La Dalton, c'est la route qui mène jusqu'à Deadhorse, puis Prudhoe Bay, au bord de l'océan Arctique. C'est surtout 666 km (ça ne s'invente pas) de route réputée très difficile, avec de nombreuses sections de graviers ou de piste faite de terre compactée, de laquelle de nombreuses pierres de taille variable peuvent parfois s'échapper. Nous comptons un peu sur ce que nous avons pu constater jusqu'ici, c'est-à-dire que les routes sont souvent un peu moins difficiles que leur réputation ne le laisse entendre. Pourquoi y aller? Pour le défi, pour se trouver encore plus loin de tout, pour retrouver le plaisir que nous avions eu sur la Top of the World de rouler sur routes non asphaltées, et parce qu'elle est là, tout simplement.. Nous n'irons pas tout au bout, faute de temps et de préparation. Si l'on veut aller jusqu'à l'océan, il faut réserver un bus qui permet de parcourir les 10 derniers kilomètres. En effet, Prudhoe Bay est le site d'un énorme gisement pétrolier, le plus grand des USA. De quoi expliquer qu'une route telle que la Dalton continue d'être régulièrement entretenue, mais qui explique aussi que les lieux soient sévèrement gardés. Pas d'entrée possible pour les véhicules des particuliers, seuls des tours organisés peuvent y entrer. De plus, il faut passer une nuit à Deadhorse, le village à l'entrée du site, et pour cela réserver pour 200 dollars quelques mètres carrés dans des blocs préfabriqués. Une expérience intéressante, à partager avec tous les routiers qui acheminent du matériel jusque-là, mais que nous ne pourrons pas vivre, faute de place et de temps. Qu'importe, nous essaierons d'atteindre l'Atigun Pass, un col situé à environ 3/4 du chemin. Des italiens, rencontrés à Tok, nous avaient dit que depuis ce point on peut voir tout le North Slope, la pente douce qui mène jusqu'aux plaines arctiques et à l'océan.

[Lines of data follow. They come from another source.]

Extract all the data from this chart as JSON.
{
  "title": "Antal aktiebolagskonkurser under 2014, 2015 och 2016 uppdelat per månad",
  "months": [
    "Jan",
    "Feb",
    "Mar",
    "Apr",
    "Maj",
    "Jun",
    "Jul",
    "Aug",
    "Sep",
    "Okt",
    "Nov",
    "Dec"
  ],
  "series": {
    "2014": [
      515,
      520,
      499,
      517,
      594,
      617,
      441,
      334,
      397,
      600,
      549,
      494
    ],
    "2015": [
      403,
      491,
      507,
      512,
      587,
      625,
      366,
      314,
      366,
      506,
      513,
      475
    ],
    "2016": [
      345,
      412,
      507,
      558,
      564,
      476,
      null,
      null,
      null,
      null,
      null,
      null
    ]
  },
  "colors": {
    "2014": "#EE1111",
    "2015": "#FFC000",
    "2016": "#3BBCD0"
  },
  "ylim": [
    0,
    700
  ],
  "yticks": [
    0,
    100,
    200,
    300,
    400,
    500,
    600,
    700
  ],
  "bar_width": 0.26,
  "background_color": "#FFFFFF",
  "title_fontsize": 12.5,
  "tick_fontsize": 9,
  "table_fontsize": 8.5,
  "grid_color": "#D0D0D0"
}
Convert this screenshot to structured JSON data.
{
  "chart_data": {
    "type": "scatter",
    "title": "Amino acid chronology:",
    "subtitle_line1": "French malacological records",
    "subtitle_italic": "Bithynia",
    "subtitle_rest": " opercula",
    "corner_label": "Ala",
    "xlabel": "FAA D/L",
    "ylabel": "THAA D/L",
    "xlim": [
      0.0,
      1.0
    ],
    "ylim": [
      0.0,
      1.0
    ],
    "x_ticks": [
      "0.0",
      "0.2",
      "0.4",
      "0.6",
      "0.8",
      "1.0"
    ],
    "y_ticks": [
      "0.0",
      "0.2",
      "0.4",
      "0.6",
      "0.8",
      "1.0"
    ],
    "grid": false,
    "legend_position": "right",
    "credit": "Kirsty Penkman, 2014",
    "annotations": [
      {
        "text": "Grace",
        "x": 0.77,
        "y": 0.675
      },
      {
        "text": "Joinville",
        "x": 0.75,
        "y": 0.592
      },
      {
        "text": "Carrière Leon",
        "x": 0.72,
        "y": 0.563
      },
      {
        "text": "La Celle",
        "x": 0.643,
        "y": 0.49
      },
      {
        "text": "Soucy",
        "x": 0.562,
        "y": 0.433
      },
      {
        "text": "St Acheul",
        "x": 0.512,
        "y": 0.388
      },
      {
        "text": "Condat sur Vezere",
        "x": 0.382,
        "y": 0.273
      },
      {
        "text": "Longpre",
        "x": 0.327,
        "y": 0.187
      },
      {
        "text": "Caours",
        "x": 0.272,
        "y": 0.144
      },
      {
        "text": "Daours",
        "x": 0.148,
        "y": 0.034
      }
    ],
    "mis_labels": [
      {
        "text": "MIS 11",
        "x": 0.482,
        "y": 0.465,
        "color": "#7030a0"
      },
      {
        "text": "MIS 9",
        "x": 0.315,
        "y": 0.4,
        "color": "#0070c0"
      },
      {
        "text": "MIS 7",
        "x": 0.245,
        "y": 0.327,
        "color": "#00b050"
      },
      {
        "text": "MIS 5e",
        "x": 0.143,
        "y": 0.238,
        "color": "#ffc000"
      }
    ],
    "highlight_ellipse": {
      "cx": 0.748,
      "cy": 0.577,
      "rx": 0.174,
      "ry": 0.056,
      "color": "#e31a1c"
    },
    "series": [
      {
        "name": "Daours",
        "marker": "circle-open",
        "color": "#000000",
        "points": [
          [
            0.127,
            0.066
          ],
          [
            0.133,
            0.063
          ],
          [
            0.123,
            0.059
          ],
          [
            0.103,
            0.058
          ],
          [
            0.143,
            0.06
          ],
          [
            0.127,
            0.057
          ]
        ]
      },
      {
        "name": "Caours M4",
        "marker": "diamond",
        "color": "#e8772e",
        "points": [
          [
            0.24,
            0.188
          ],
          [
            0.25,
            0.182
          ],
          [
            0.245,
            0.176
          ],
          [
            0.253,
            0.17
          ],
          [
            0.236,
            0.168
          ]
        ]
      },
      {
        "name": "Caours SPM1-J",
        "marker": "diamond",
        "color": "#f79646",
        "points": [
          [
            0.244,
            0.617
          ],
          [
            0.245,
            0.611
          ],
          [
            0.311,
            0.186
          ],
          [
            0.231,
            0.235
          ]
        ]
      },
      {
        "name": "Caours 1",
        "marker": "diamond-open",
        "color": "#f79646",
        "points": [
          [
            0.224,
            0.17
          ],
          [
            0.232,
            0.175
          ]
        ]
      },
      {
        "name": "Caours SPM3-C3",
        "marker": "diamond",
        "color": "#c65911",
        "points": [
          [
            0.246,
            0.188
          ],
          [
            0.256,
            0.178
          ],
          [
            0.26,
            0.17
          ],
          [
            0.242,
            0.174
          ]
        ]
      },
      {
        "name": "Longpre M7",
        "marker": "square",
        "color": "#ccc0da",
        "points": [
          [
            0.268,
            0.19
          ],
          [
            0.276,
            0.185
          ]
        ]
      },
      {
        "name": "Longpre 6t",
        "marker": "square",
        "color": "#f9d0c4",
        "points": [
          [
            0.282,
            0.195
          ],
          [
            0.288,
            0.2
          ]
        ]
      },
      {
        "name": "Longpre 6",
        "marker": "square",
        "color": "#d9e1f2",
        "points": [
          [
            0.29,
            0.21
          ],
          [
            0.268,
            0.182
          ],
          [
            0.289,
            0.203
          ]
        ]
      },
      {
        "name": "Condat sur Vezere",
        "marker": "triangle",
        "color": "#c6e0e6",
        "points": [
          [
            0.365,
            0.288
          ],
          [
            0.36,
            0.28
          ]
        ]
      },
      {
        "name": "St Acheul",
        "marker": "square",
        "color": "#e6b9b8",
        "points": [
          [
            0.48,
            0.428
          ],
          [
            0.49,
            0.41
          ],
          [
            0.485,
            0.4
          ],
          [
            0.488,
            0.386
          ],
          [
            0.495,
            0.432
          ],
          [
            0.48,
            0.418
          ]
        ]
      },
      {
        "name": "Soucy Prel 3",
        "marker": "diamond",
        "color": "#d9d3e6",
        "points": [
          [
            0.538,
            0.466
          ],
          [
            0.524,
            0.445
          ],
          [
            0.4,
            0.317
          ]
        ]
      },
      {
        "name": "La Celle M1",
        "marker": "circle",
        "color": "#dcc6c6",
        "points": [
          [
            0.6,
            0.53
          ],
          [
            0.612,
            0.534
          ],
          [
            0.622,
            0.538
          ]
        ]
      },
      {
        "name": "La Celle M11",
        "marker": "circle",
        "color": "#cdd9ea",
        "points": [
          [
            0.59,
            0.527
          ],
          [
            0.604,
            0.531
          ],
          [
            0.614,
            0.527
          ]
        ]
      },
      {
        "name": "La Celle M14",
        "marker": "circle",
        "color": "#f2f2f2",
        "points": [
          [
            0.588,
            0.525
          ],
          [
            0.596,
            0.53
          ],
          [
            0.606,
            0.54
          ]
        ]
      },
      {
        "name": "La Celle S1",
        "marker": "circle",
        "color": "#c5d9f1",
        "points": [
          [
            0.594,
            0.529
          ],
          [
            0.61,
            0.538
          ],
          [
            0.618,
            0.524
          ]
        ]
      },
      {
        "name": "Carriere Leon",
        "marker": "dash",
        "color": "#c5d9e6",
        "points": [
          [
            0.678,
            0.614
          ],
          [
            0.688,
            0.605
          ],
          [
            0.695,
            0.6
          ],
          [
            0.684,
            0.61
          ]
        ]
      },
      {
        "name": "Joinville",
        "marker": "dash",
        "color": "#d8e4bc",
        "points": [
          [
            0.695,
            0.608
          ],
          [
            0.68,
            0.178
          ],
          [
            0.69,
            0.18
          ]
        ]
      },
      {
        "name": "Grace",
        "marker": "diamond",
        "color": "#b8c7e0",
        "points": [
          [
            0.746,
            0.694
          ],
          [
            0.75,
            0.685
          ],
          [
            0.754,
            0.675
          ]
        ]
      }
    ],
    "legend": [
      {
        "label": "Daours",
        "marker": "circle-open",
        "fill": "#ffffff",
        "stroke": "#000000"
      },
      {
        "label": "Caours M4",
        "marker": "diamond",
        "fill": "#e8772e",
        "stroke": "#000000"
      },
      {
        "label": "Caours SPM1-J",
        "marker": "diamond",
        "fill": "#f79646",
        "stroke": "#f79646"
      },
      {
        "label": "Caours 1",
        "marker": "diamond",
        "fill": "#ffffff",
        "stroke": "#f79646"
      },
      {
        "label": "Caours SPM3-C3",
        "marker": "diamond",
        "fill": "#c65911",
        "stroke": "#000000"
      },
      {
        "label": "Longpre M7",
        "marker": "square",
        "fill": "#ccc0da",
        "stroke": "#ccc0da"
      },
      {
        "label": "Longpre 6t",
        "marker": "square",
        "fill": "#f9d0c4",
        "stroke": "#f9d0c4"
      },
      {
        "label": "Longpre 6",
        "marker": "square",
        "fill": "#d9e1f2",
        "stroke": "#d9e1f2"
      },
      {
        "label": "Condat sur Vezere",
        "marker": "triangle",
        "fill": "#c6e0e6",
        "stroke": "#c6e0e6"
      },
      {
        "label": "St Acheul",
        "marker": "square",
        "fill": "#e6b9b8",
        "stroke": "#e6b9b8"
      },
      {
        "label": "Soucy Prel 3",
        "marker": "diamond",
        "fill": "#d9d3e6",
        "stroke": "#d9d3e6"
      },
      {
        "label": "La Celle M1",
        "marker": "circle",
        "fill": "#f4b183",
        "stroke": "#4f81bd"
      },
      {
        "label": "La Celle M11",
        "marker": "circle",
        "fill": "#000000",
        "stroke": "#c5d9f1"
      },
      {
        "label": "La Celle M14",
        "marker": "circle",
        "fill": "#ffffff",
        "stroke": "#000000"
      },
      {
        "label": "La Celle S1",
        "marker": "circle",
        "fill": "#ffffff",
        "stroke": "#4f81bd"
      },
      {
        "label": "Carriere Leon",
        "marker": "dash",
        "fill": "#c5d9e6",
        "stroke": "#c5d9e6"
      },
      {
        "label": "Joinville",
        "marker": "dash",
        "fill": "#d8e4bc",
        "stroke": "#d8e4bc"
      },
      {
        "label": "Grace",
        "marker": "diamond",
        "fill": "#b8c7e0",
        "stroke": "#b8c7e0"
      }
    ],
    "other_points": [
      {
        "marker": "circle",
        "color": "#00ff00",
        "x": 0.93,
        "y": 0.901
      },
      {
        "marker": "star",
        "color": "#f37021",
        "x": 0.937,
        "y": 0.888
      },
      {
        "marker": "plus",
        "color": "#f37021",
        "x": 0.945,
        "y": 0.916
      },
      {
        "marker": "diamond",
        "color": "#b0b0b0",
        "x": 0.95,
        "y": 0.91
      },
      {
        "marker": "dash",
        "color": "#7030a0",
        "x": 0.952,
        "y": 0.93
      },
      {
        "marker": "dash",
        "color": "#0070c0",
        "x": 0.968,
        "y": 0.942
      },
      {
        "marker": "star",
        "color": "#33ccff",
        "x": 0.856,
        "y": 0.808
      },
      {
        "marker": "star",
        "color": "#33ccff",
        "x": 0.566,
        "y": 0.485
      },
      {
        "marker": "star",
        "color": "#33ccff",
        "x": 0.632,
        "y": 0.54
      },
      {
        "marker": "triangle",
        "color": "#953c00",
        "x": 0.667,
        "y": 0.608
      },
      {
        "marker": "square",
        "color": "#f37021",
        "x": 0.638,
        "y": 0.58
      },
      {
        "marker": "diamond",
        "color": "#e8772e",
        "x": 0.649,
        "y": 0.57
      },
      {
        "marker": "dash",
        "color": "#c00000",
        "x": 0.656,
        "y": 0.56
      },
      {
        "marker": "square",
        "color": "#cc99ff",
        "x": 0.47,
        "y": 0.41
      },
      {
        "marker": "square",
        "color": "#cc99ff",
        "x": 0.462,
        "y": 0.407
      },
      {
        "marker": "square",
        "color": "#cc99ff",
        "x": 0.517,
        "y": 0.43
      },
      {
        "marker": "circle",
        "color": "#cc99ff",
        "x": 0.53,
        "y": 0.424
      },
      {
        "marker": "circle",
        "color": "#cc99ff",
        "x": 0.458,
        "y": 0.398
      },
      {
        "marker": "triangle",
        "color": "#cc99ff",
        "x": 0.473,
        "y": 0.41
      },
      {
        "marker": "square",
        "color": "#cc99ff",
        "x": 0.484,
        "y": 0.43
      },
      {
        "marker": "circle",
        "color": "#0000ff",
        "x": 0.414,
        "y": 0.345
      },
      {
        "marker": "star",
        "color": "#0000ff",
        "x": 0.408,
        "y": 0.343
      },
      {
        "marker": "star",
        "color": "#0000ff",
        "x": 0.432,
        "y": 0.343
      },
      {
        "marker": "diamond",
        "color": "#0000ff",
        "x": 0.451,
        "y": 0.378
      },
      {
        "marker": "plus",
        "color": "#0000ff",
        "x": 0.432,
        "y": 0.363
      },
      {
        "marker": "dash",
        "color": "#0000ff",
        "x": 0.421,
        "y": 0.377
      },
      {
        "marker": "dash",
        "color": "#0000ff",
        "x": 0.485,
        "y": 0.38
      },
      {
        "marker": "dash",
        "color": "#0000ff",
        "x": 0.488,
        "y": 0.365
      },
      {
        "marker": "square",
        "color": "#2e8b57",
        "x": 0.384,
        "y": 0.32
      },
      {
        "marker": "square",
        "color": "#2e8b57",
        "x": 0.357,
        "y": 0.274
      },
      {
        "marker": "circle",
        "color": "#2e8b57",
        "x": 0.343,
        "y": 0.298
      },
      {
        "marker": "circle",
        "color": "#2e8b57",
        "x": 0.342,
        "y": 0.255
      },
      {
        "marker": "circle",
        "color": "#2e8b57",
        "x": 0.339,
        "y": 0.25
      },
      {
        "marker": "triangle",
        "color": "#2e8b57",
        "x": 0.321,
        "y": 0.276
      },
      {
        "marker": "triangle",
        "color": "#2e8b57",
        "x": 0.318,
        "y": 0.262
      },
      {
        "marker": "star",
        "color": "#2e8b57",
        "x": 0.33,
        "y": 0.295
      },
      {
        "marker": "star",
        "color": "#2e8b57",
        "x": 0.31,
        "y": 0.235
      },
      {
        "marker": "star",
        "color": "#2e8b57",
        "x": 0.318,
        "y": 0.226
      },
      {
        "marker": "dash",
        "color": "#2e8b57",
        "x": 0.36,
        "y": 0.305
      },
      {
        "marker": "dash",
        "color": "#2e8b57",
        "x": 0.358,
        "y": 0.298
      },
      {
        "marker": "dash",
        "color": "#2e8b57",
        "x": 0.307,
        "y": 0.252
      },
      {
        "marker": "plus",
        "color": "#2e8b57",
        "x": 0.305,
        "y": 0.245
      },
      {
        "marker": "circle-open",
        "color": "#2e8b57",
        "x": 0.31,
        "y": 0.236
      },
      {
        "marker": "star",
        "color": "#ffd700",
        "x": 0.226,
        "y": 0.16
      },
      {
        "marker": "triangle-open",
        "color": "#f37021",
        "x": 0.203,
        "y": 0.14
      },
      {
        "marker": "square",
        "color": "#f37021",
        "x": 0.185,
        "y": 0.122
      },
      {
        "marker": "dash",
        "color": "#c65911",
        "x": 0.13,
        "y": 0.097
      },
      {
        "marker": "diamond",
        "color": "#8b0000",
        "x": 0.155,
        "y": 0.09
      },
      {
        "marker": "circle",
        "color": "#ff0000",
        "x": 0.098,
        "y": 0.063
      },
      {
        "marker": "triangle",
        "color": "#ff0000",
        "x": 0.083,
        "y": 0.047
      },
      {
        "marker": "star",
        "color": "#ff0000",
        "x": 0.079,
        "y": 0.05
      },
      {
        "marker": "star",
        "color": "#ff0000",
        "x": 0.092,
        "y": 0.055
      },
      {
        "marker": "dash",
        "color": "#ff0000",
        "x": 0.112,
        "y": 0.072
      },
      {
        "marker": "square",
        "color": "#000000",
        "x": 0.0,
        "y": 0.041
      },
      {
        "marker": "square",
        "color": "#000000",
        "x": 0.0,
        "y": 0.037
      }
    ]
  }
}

Pour atteindre le début de la route, il faut déjà commencer par la Elliott Highway, qui part depuis Fairbanks en direction du Nord. Premier arrêt, Fox : dernière station service avant quelque temps. Notre ami zürichois rencontré à Dawson City nous avait dit : "Prenez un jerrican en plus, au cas où. Vous n'en aurez probablement pas besoin, mais better safe than sorry, comme on dit ici". Nous suivons son conseil, et partons de Fox sous un temps frais et gris. La Elliott est assez jolie, et entièrement goudronnée. En un peu plus d'une heure de route, nous atteignons le départ de la Dalton Highway.



Dès les premiers mètres, on quitte l'asphalte pour une piste faite de poussière et de graviers. Le décor est planté, et nous n'avons encore rien vu. Après la première petite montée, moins d'un kilomètre après le début, une aire de repos, avec une pancarte annonçant le parcours. Sur l'aire, un chauffeur est en train de faire des aller-retour entre la cabine de son camion et la remorque, qui sont pour l'instant séparées l'une de l'autre. Et pour cause : le support d'une des boîtes utilisées pour le transport des marchandises s'est affaissé. Du coup, la boîte, qui doit bien mesurer 1.5 à 2 mètres de côté, a versé sur le côté, et n'est retenue de tomber par terre que par les sangles qui l'entourent. Elle penche dangereusement, et le chauffeur est bien emprunté pour savoir quoi en faire.

Nous lui proposons notre aide. La seule chose à faire, c'est essayer d'utiliser d'autres sangles pour tirer sur la caisse et la ramener sur la plateforme. En utilisant un treuil, la caisse remonte doucement, centimètre par centimètre. Mais elle n'est plus tout à fait droite, et finit par venir s'encastrer dans les autres caisses. La sangle lâche subitement, et la caisse retombe brusquement d'un demi-mètre vers la gauche, jusqu'à ce que la sangle qui la retenait au début ne l'arrête dans sa chute. Au deuxième essai, le chauffeur arrête le treuil au bon moment, mais du coup la caisse dépasse encore nettement du bord gauche de la plateforme. D'autres camions s'arrêtent et les chauffeurs viennent aider. Nous ne pouvons plus faire grand chose pour aider, et nous avons beaucoup de route à faire, alors nous quittons l'endroit après les remerciements et la poignée de main virile du chauffeur.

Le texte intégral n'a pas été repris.